You can take 2 approaches.
You can split the page into tiles, one tile contains the form input elements and is nested inside the other tile which contains the form and the buttons. Then you re-use the first tile and swop the second tile depending on your mapping.
Alternatively you can have a dispatch action. This would be the action of the submit, and it would direct execution within struts to your desired method within your action.
HTH Adam
On 09/29/2004 04:02 PM fjalvingh wrote:
I have no issue with the action: it indeed has no knowledge about the actual views being used which is OK. It means I'm able to re-use actions if I want to.
The JSP pages however seem to know way to much about navigation. They know this because they directly refer to an action path. This seems to make it impossible to re-use the same JSP page in a different context. As an example take a JSP page that is used to display a product. I should be able to use this page from a flow where all products are shown, and from a flow where products are searched, and from a flow where products are edited. The JSP page has a number of predefined "exits" like "previous", "next", "edit", "back". The presentations for these exits should be visible only for contexts where they have meaning (where they are mapped to some action).

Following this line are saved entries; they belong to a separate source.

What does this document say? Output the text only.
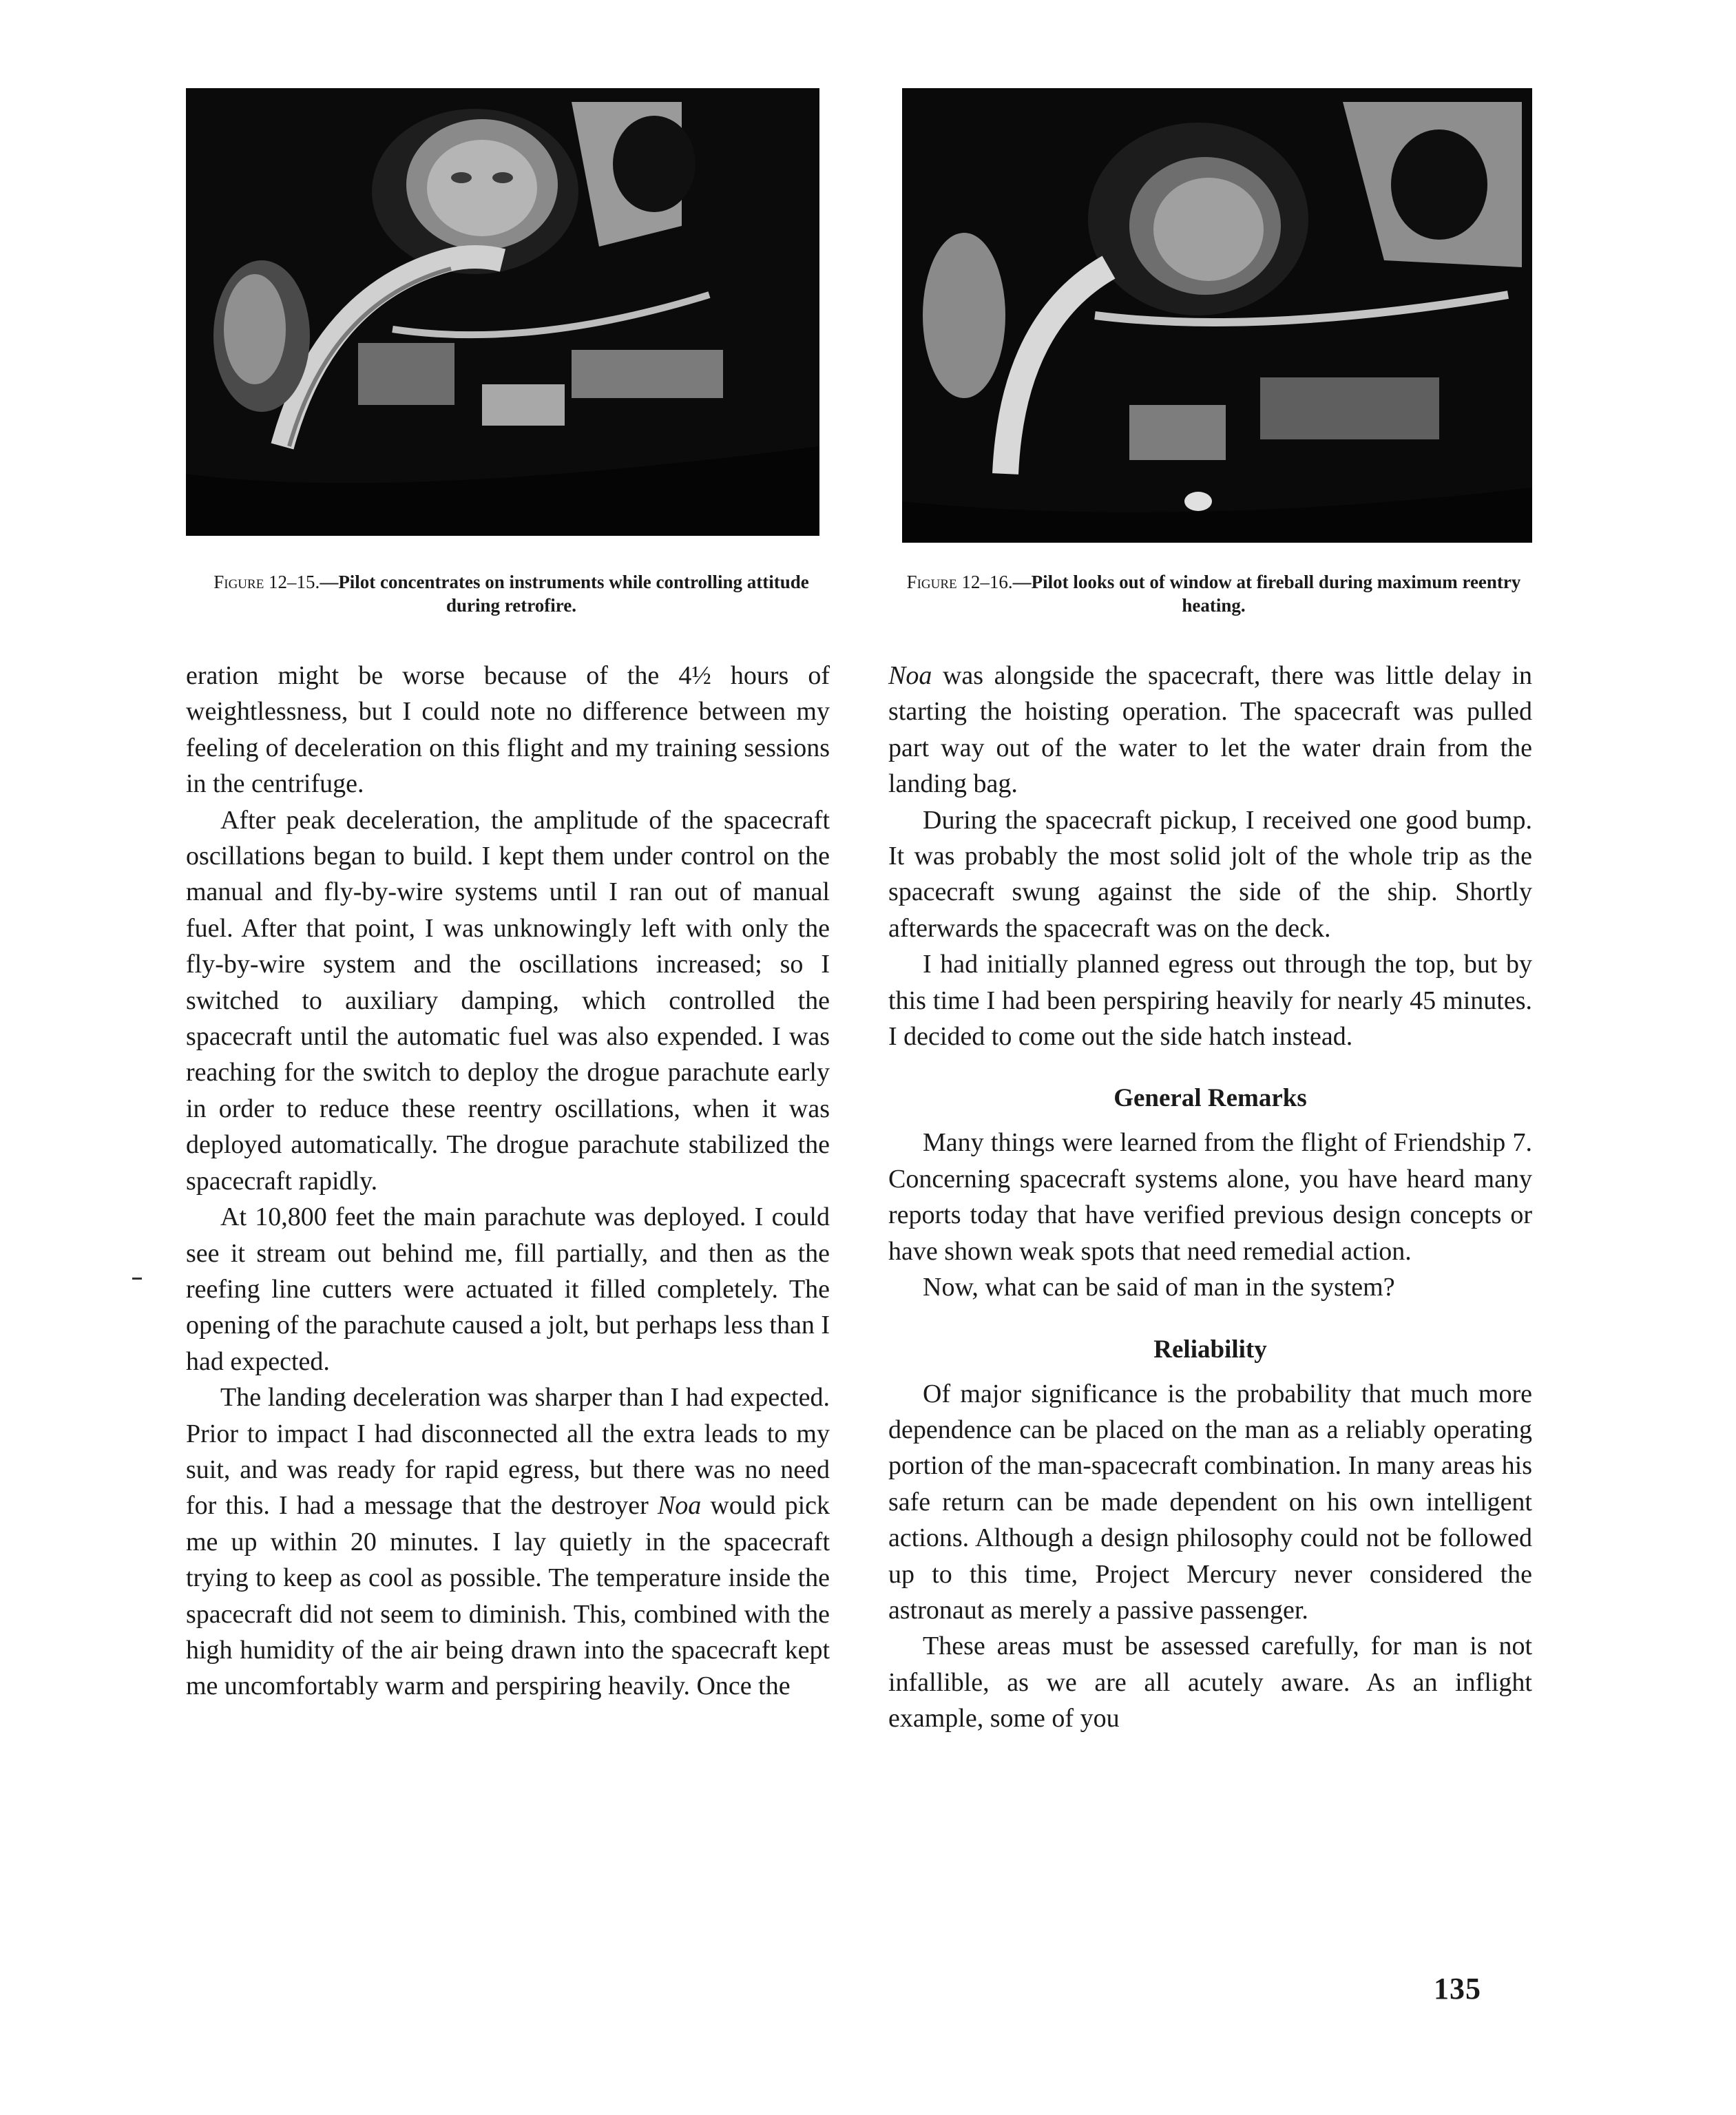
Figure 12–15.—Pilot concentrates on instruments while controlling attitude during retrofire.
Figure 12–16.—Pilot looks out of window at fireball during maximum reentry heating.

eration might be worse because of the 4½ hours of weightlessness, but I could note no difference between my feeling of deceleration on this flight and my training sessions in the centrifuge.

After peak deceleration, the amplitude of the spacecraft oscillations began to build. I kept them under control on the manual and fly-by-wire systems until I ran out of manual fuel. After that point, I was unknowingly left with only the fly-by-wire system and the oscillations increased; so I switched to auxiliary damping, which controlled the spacecraft until the automatic fuel was also expended. I was reaching for the switch to deploy the drogue parachute early in order to reduce these reentry oscillations, when it was deployed automatically. The drogue parachute stabilized the spacecraft rapidly.

At 10,800 feet the main parachute was deployed. I could see it stream out behind me, fill partially, and then as the reefing line cutters were actuated it filled completely. The opening of the parachute caused a jolt, but perhaps less than I had expected.

The landing deceleration was sharper than I had expected. Prior to impact I had disconnected all the extra leads to my suit, and was ready for rapid egress, but there was no need for this. I had a message that the destroyer Noa would pick me up within 20 minutes. I lay quietly in the spacecraft trying to keep as cool as possible. The temperature inside the spacecraft did not seem to diminish. This, combined with the high humidity of the air being drawn into the spacecraft kept me uncomfortably warm and perspiring heavily. Once the

Noa was alongside the spacecraft, there was little delay in starting the hoisting operation. The spacecraft was pulled part way out of the water to let the water drain from the landing bag.

During the spacecraft pickup, I received one good bump. It was probably the most solid jolt of the whole trip as the spacecraft swung against the side of the ship. Shortly afterwards the spacecraft was on the deck.

I had initially planned egress out through the top, but by this time I had been perspiring heavily for nearly 45 minutes. I decided to come out the side hatch instead.

General Remarks

Many things were learned from the flight of Friendship 7. Concerning spacecraft systems alone, you have heard many reports today that have verified previous design concepts or have shown weak spots that need remedial action.

Now, what can be said of man in the system?

Reliability

Of major significance is the probability that much more dependence can be placed on the man as a reliably operating portion of the man-spacecraft combination. In many areas his safe return can be made dependent on his own intelligent actions. Although a design philosophy could not be followed up to this time, Project Mercury never considered the astronaut as merely a passive passenger.

These areas must be assessed carefully, for man is not infallible, as we are all acutely aware. As an inflight example, some of you

135
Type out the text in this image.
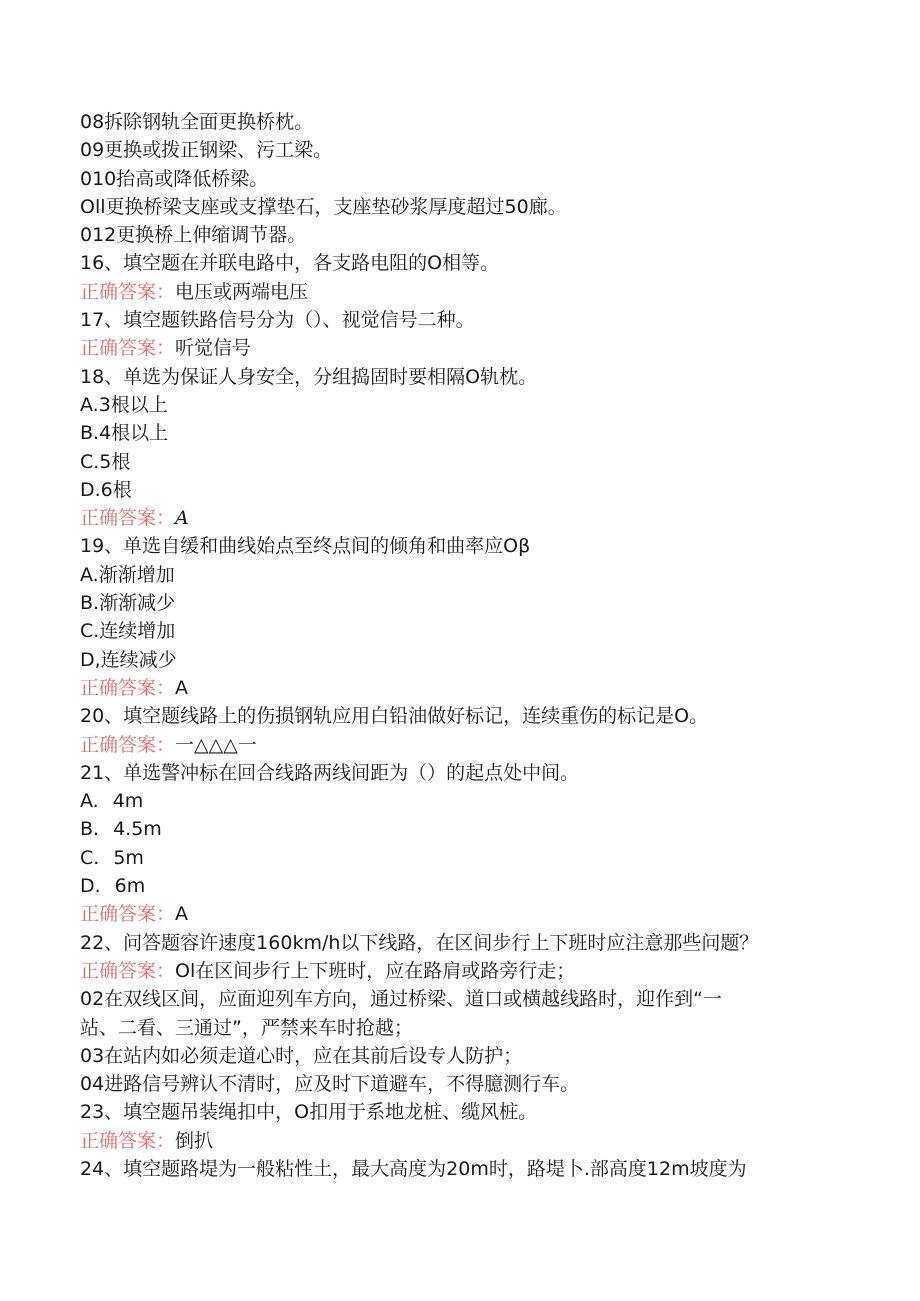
08拆除钢轨全面更换桥枕。
09更换或拨正钢梁、污工梁。
010抬高或降低桥梁。
Oll更换桥梁支座或支撑垫石，支座垫砂浆厚度超过50廊。
012更换桥上伸缩调节器。
16、填空题在并联电路中，各支路电阻的O相等。
正确答案：电压或两端电压
17、填空题铁路信号分为（）、视觉信号二种。
正确答案：听觉信号
18、单选为保证人身安全，分组捣固时要相隔O轨枕。
A.3根以上
B.4根以上
C.5根
D.6根
正确答案：A
19、单选自缓和曲线始点至终点间的倾角和曲率应Oβ
A.渐渐增加
B.渐渐减少
C.连续增加
D,连续减少
正确答案：A
20、填空题线路上的伤损钢轨应用白铅油做好标记，连续重伤的标记是O。
正确答案：一△△△一
21、单选警冲标在回合线路两线间距为（）的起点处中间。
A. 4m
B. 4.5m
C. 5m
D. 6m
正确答案：A
22、问答题容许速度160km∕h以下线路，在区间步行上下班时应注意那些问题？
正确答案：Ol在区间步行上下班时，应在路肩或路旁行走；
02在双线区间，应面迎列车方向，通过桥梁、道口或横越线路时，迎作到“一
站、二看、三通过”，严禁来车时抢越；
03在站内如必须走道心时，应在其前后设专人防护；
04进路信号辨认不清时，应及时下道避车，不得臆测行车。
23、填空题吊装绳扣中，O扣用于系地龙桩、缆风桩。
正确答案：倒扒
24、填空题路堤为一般粘性土，最大高度为20m时，路堤卜.部高度12m坡度为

To make this page reusable I need to be able to connect each "exit" to a different action depending on the context that the page is used in.
I would have expected that I could "wire" these entries using the action spec the page returns to. As I now start to understand this is possible but by hand- by making a special controller OR a new base class for Actions which uses a parameter to dispatch to a specified forward. But I still need to hard connect a JSP page to a controller as the target and this makes re-use of the page hardly possible. Am I right in this?